TEDxRoma: tra globale e locale, la Città Eterna fuori dagli schemi
A Roma, l’appuntamento che più di ogni altro celebra le idee come motore del cambiamento. Lontano dai partiti e oltre la religione, TEDxRoma celebra l’“Out of the Box”, il progressismo fuori dagli schemi che migliora noi stessi e la comunità alla quale apparteniamo.
Una folla di oltre 1.000 persone si accalca all’entrata del Teatro Olimpico di Roma. Sono studenti, manager o creativi da agenzia, e tutti condividono lo stesso desiderio: farsi ricaricare dall’energia propositiva sprigionata da TED, la conferenza non profit fondata negli Stati Uniti nel 1984 come vetrina per le idee innovative, e trasformatasi nel principale format planetario in grado di promuovere ricerca avanzata e pensiero laterale quali strumenti di trasformazione per la società.
La versione che va in scena a Roma è un TEDx, una sorta di fratello minore gestito “in appalto” da un team di professionisti locali – tutti volontari -, qui capitanati dalla patent broker Emilia Garito. Rispetto al TED americano non c’è un biglietto d’ingresso carissimo, né quell’aria di esclusività che, a detta di partecipanti e giornali, resta una delle ragioni principali a motivare la partecipazione negli Usa. Ciò nonostante, la formula dello show non cambia. Ci sono speaker eterogenei – dall’artista al fisico allo chef -, c’è un timing rigorosissimo che scandisce i talk da quindici minuti, e c’è quel tappeto rosso circolare sul quale si svolgono gli interventi: non un mero riferimento visivo quanto una metafora del potere energetico emanato dalle persone e dai loro progetti, un acceleratore di entusiasmo in grado di contagiare la platea in ascolto.
A sorprendere, ma questo si poteva già immaginare dal programma, è l’assenza di quell’aria da provincia che ci aspetterebbe da un evento cittadino. Al contrario, è il parterre di ospiti a essere orientato con decisione in chiave globale. Pensiamo a Peter Lunenfeld, massmediologo dell’Ucla che rimane un mito di nicchia per le sue sperimentazioni editoriali a cavallo del 2000 con personaggi quali, tanto per fare un nome, Dj Spooky o Mieke Gerritzen. O ancora, al venture capitalist israeliano Yadin Kaufmann, che si è inventato la beneficienza per le start up sotto forma di stock options (quando la start up sarà comprata da un gigante, quelle piccole azioni varranno un gruzzoletto) e che si sta dedicando alla promozione di un fondo di investimento per le aziende tecnologiche in Palestina. Senza parlare di Victon Gray Cerf, tra gli inventori del protocollo TCP/IP e già nei libri di storia quale padre putativo di Internet, oggi Internet evangelist per Google: impossibile non ascoltarlo, ora che ci parla del problema della retrocompatibilità di dati e programmi, senza un brivido di emozione.

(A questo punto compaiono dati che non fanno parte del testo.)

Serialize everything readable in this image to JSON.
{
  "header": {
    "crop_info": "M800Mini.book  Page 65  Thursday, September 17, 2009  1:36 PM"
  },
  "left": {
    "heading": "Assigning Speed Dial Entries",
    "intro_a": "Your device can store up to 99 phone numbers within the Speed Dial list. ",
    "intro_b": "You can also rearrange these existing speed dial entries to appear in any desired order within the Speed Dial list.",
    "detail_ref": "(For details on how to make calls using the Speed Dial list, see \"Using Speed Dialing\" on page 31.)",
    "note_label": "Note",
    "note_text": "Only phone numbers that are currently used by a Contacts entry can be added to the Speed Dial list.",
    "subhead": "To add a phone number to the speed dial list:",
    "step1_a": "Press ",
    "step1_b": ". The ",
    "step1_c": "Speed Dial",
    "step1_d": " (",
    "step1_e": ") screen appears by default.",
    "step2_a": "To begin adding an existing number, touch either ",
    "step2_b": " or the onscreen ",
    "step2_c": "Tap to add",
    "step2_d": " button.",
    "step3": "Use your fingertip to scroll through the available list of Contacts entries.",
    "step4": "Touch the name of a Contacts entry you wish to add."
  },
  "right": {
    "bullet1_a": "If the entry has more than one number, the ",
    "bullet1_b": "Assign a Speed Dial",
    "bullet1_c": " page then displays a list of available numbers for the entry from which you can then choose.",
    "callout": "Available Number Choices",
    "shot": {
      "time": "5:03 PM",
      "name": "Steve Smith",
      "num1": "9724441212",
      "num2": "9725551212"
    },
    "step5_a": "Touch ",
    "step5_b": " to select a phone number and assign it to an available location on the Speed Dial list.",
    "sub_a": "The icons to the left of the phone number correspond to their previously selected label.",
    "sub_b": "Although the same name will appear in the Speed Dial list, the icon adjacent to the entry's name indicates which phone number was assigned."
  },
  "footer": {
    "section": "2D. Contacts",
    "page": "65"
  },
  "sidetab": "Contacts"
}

Certo, però, che la dimensione locale non può essere esclusa, vuoi per il legame con il nostro genius loci, vuoi per un filo rosso che si riannoda al nostro dibattito culturale. Ce la richiamano Stefano Pujatto, architetto che celebra le potenzialità nascoste negli errori/orrori sul territorio, Davide Scabin – tra i pochissimi, esclusi gli anglofoni, a coniugare informazione e entertainment – con la sua disamina del gusto in chiave sistemica, e Andrea Vitaletti, che a proposito della salvaguardia dei monumenti minori ci suggerisce uno slittamento dal DIY (“Do It Yourself”) al DIT (“Do It Together”).
Più locale del locale, e insieme orizzonte simbolico universale e onnicomprensivo, c’è la Città Eterna. Impossibile non tirarla in ballo – così come la vuole il claim della manifestazione, fuori dalla politica e dalla religione, auspicabilmente out of the box – e magari cantarne le potenzialità rigenerative con l’Orchestra di Piazza Vittorio e la Piccola Orchestra di Tor Pignattara. Meglio ancora, però, promuoverne i progetti concreti di rilancio, così come fa Kristin Jones insieme al suo mentore in video William Kentrige parlando di Tevereterno, il piano di rivalutazione del lungotevere romano in piazza d’acqua a vocazione artistica. Quando il maxischermo mostra le immagini di questa avventura di stencil in chiave epica, la platea sta tutta dalla loro parte e le polemiche sull’opportunità dell’intervento artistico sembrano, paradossalmente, roba da archeologia.